Vamos colocar a coisa em outros termos. A piada do "meio cheio" do otimista ser "meio vazio" para o pessimista é brilhante. Mostra que diante da mesma realidade objetiva podemos ter as interpretações mais diversas. É a frase de Picasso, sobre como se podemos pintar os mais diferentes quadros sobre a mesma coisa, é porque não há uma única verdade; a verdade é a dos olhos do pintor, por sua vez diferente da dos demais. Emancipação ou resignação, o cristianismo? Interprete como preferir.

Recomendar que os recém-convertidos ao cristianismo não se rebelem não pode ser uma tática, um subterfúgio diante do sistema para evitar atrair desde já a atenção das autoridades sobre o jovem culto? Questão de autopreservação, talvez.

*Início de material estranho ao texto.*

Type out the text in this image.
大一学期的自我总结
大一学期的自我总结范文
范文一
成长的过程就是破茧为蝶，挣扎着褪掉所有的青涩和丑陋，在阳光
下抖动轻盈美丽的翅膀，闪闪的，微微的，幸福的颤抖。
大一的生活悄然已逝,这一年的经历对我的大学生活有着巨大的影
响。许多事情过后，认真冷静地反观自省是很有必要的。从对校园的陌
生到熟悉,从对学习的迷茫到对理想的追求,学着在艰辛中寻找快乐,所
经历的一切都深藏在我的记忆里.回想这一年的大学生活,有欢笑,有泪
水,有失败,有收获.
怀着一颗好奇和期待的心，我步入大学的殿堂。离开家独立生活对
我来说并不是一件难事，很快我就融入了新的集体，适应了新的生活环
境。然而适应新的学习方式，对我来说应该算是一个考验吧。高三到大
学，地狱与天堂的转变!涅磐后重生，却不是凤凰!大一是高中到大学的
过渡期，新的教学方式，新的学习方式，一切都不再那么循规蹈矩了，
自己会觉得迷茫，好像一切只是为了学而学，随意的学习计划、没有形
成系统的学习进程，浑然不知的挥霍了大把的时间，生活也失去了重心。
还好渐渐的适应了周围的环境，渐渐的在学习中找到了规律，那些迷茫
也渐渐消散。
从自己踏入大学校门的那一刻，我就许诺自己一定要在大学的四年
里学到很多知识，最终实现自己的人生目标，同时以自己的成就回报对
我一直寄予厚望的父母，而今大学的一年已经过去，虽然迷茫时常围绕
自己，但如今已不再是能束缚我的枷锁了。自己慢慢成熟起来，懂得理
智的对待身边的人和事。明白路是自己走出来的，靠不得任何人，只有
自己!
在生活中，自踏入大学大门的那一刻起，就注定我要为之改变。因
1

Enxergar numa manobra tática um chamado ao conformismo com a situação de escravo nada mais é que...questão de interpretação. Em qualquer caso, estando o cristianismo inserido em um contexto histórico e cultural, não poderia se libertar do mesmo (afinal, como diz Marx, é a vida que determina a consciência e não o contrário). A sociedade sendo escravista, o cristianismo não poderia pular para além da realidade objetiva vigente, mas, e vejam a beleza nisso, o mesmo cristianismo que pede aos escravos que não se rebelem diz que "não há servo nem livre": todos são iguais perante a divindade.

Não entro no aspecto teológico da coisa. Meu método é o materialista dialético. Falo do cristianismo, portanto, como produto superestrutural condicionado pelas inflexões da base material da sociedade. E, como todo produto superestrutural -não menos que o Direito, a Literatura- a Religião também pode ter, e historicamente tem tido, papel emancipador na epopeia humana. Depende é como é interpretada.

Os reacionários interpretam o cristianismo do jeito deles. Já eu prefiro interpretá-lo de outra forma, prefiro interpretá-lo como Luigi Bordin ("O Marxismo e a Teologia da Libertação"), que nos lembra que

é preciso entender que se pode estar simultaneamente do lado de Cristo e do lado de Marx.

2 comentários:

Breno Corrêa disse...

Como sempre um belo texto.

E como sempre tentando conciliar sua fé inata com seu espírito revolucionário.

Biblia e Corão na estante? Interessante sua dialética.

Anônimo disse...

Caro J. L. Tejo,

Brilhante texto, se possível, queria seu comentário sobre esse meu artigo sobre a questão do Estado, se não for pedir muito. Sou um estudante do marxismo.